All of them were in high spirits; all of them, like the mariners of Antiquity, were sure of the journey, although no one knew how the opposite shore would look. Only Comrade Radek was despondent. He tried to relax with the others at first, and joined in when they played the guitar and sang, but he was forever peering through the window. And all because of a boy. He first noticed him at the station in Rottweil pushing a large luggage cart overloaded with the bags of late travellers, as an adult porter might. You might ask what was so special about that boy, whom the Austrian Bolshevik watched through the bluish window pane of the sealed wagon that night, far after midnight. He was delicate, skinny to the extreme, with a freckled nose and a look both sad and ruffianly, as of a child grown up prematurely. Did he feel he’d like his son to look like that, if he had one, or was he touched by the sight of the boy pulling a load which dwarfed his tiny figure? He couldn’t say.

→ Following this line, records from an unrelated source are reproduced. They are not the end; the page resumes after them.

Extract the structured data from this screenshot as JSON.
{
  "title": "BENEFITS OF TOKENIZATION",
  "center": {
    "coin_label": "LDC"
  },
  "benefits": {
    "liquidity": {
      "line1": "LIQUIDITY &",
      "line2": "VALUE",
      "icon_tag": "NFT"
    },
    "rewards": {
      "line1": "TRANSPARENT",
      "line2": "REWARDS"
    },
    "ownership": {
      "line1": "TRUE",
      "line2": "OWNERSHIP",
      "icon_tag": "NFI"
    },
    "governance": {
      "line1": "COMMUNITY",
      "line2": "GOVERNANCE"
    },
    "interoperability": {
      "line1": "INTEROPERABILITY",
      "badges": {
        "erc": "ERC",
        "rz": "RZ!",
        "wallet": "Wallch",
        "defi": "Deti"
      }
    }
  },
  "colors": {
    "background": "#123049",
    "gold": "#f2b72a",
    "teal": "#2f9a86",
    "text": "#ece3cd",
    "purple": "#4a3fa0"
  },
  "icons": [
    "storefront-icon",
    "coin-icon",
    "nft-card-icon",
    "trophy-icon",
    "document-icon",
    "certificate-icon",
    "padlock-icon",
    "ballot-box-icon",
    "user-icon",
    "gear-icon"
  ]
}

The train stood at the station for a whole half hour, and he watched the boy pushing the luggage cart up and down the platform, hardly getting it to move, and throwing on suitcases which fell off along the way. Who was that boy, and what was it that moved him that night? He didn’t know; the train moved off again and he was sure that this sight would mingle with the mosaic of other unpleasantries in warring Germany. But already at the following station, in Oberndorf, he could have sworn that he saw the same boy again. Now he was standing on the platform all alone, as if he was waiting for someone. How had he managed to get there at the same speed at which the State Railways of Baden travelled? Or perhaps he had a twin brother. Radek wanted to open the window and call out to him, but the train started off again, and he waited for the next stop in the old town of Stuttgart, where he saw the same boy again. He wailed and covered his mouth with his hand so the others wouldn’t hear. The boy was wounded and leaning on a crutch. It was the same face and the same freckled nose, but his face had the look of an abandoned puppy. The boy was standing alone, about to renounce his hastily acquired earnestness and flee beneath his mother’s skirts, but there was no one who would come to his aid from the group of Bolsheviks or the nearby carriages of the German and Swiss railways. Were there no other travellers? And where was the boy’s mother, Comrade Radek asked himself when the train with the two sealed wagons continued its journey.